Why Pot Prosecution Drains the System

This week’s Chicago Reader bolsters Cook County Board President Toni Preckwinkle’s case for ending arrests and prosecutions of pot smokers. Staff writers Ben Joravsky and Mick Dumke follow three possession cases: a guy caught with one gram of marijuana, a guy who says the weed was his brother’s and a guy who’s been caught so many times he thinks he knows how to beat the system.

Among their findings:

  • Fifteen times as many blacks as whites are arrested for marijuana possession, even though whites are a majority of Cook County residents, and smoke just as much pot.
     
  • On the day Joravsky and Dumke visited Misdemeanor Court at Harrison and Kedzie, 14 of the 78 cases were marijuana offenses.
  • “The overflow of cases has led to an erratic enforcement of the law.
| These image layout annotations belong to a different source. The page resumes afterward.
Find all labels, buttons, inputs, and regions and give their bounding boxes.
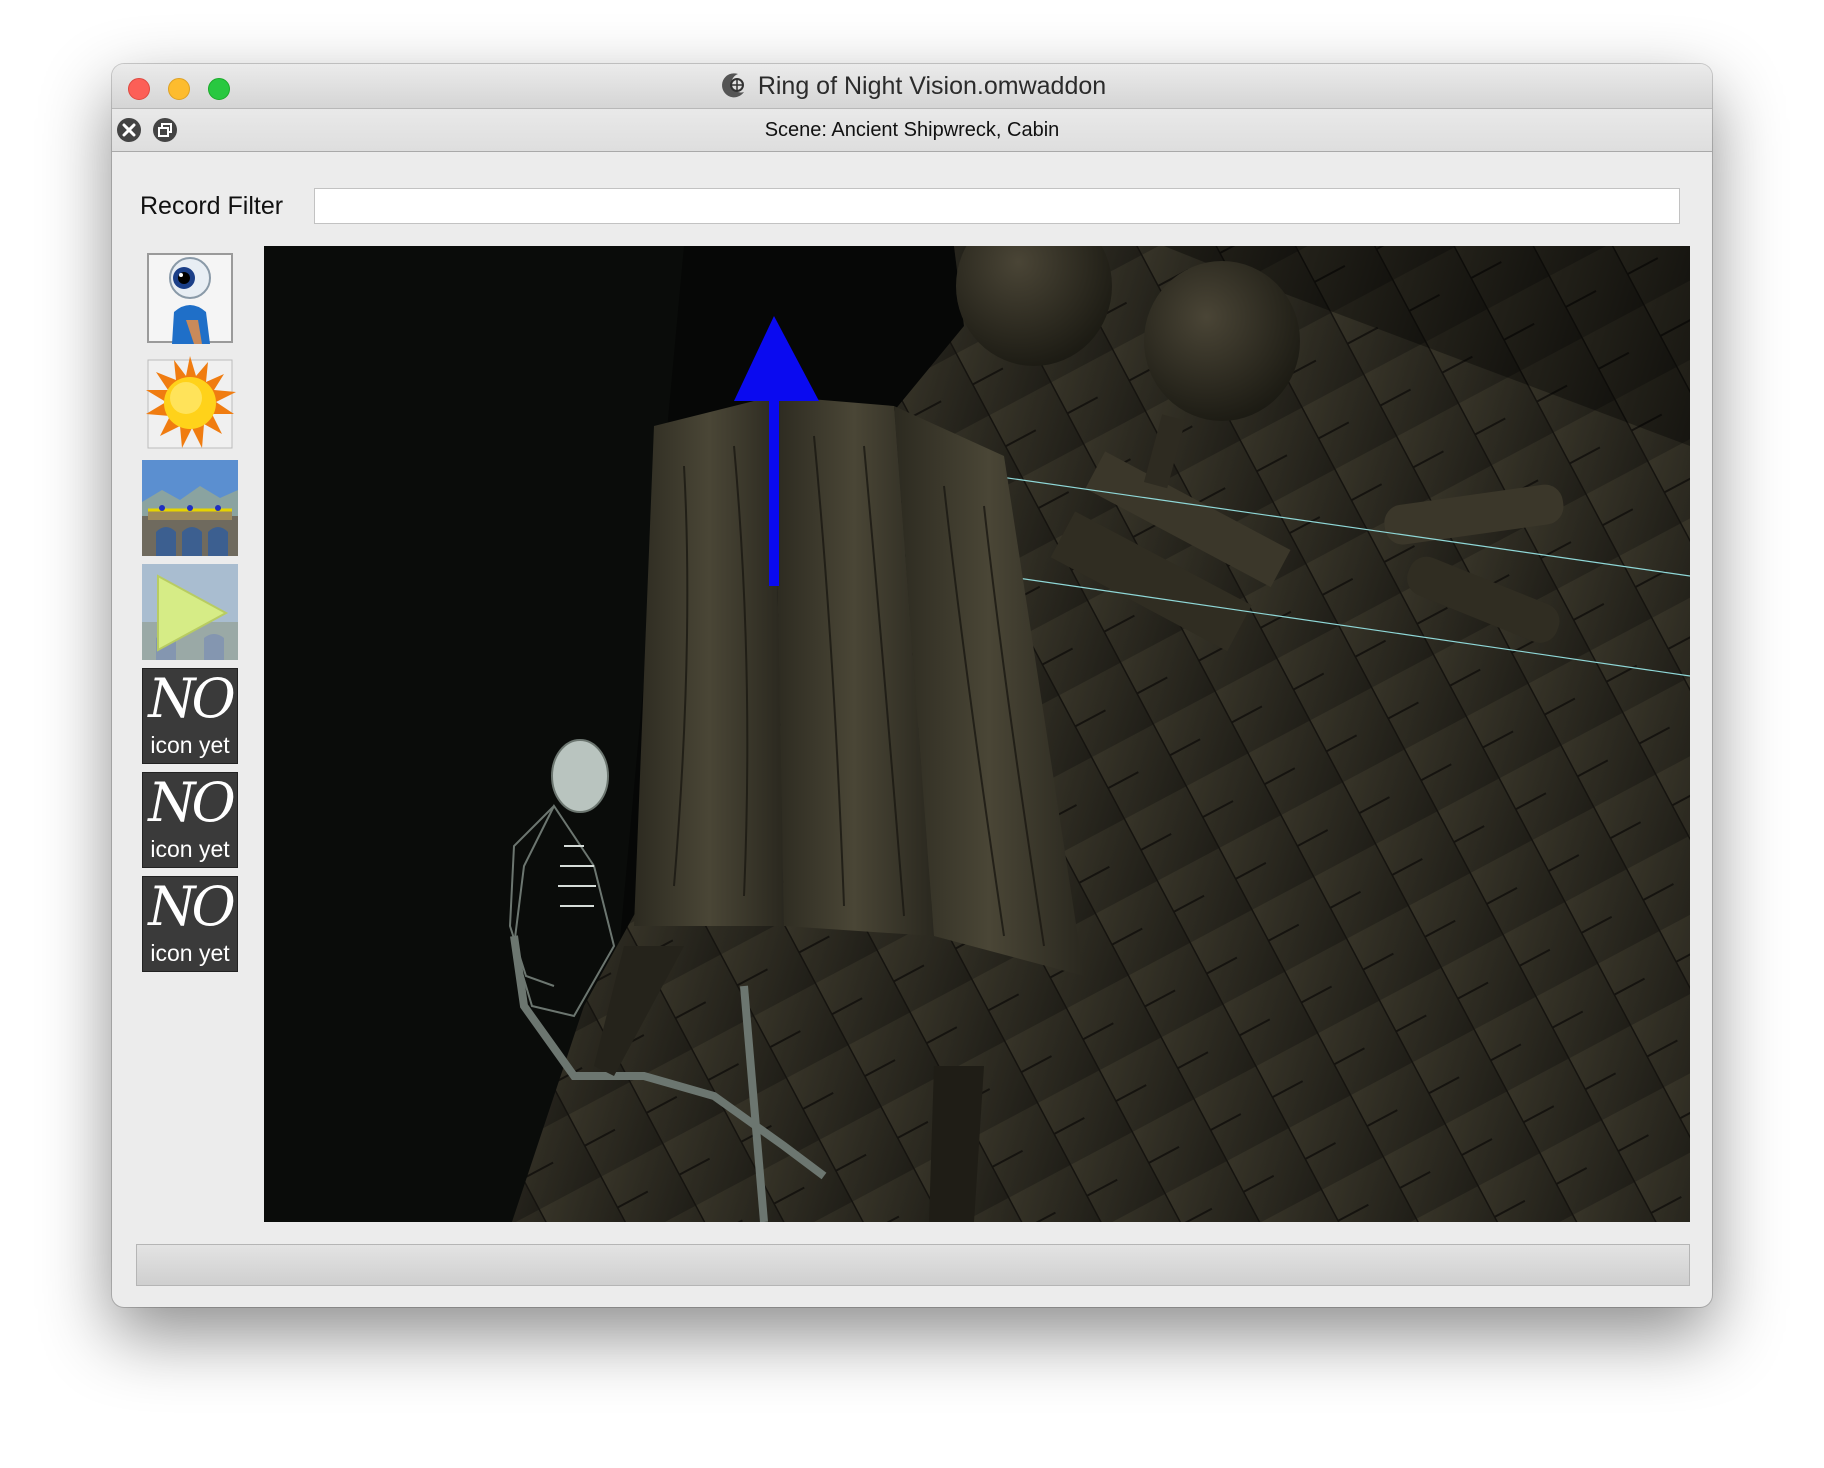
camera-mode-button[interactable] xyxy=(142,250,238,346)
title-bar: Ring of Night Vision.omwaddon xyxy=(112,64,1712,109)
run-game-icon xyxy=(142,564,238,660)
no-icon-caption: icon yet xyxy=(150,732,230,758)
no-icon-tool-2[interactable]: NO icon yet xyxy=(142,772,238,868)
scene-mode-icon xyxy=(142,460,238,556)
record-filter-label: Record Filter xyxy=(140,192,284,220)
status-bar xyxy=(136,1244,1690,1286)
scene-3d-viewport[interactable] xyxy=(264,246,1690,1222)
scene-render xyxy=(264,246,1690,1222)
run-game-button[interactable] xyxy=(142,564,238,660)
scene-mode-button[interactable] xyxy=(142,460,238,556)
scene-title: Scene: Ancient Shipwreck, Cabin xyxy=(764,119,1060,141)
app-icon xyxy=(721,73,744,98)
lighting-mode-button[interactable] xyxy=(142,356,238,452)
no-icon-placeholder: NO xyxy=(148,771,236,834)
editor-window: Ring of Night Vision.omwaddon Scene: Anc… xyxy=(112,64,1712,1307)
window-title: Ring of Night Vision.omwaddon xyxy=(757,71,1107,100)
scene-subwindow-header: Scene: Ancient Shipwreck, Cabin xyxy=(112,109,1712,152)
camera-mode-icon xyxy=(147,253,233,344)
no-icon-caption: icon yet xyxy=(150,836,230,862)
lighting-mode-icon xyxy=(146,356,236,449)
no-icon-placeholder: NO xyxy=(148,667,236,730)
record-filter-input[interactable] xyxy=(314,188,1680,224)
no-icon-caption: icon yet xyxy=(150,940,230,966)
no-icon-tool-1[interactable]: NO icon yet xyxy=(142,668,238,764)
no-icon-placeholder: NO xyxy=(148,875,236,938)
no-icon-tool-3[interactable]: NO icon yet xyxy=(142,876,238,972)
Con men know how to slide through the system, and armed dealers sometimes face lesser penalties than people randomly caught on the street with a few bucks' worth of weed.”
  • Preckwinkle isn’t the only public official who has reservations about our marijuana laws. So does Cook County State’s Atty. Anita Alvarez. When the Reader asks what pot prosecutions are accomplishing, she responds, “I’m struggling with that question. It’s the law, and we have to follow the law.”
  • As executive office-holders, Preckwinkle and Alvarez are not in a position to change the law. The General Assembly won’t even legalize medical marijuana. So far, 14 states have decriminalized marijuana possession. Most recently, in June, Connecticut changed the penalty for possession of less than a half-ounce from a misdemeanor to a civil infraction, punishable by a $150 fine. Proponents cited a study by the Office of Legal Research that found decriminalization “significantly reduced” court costs.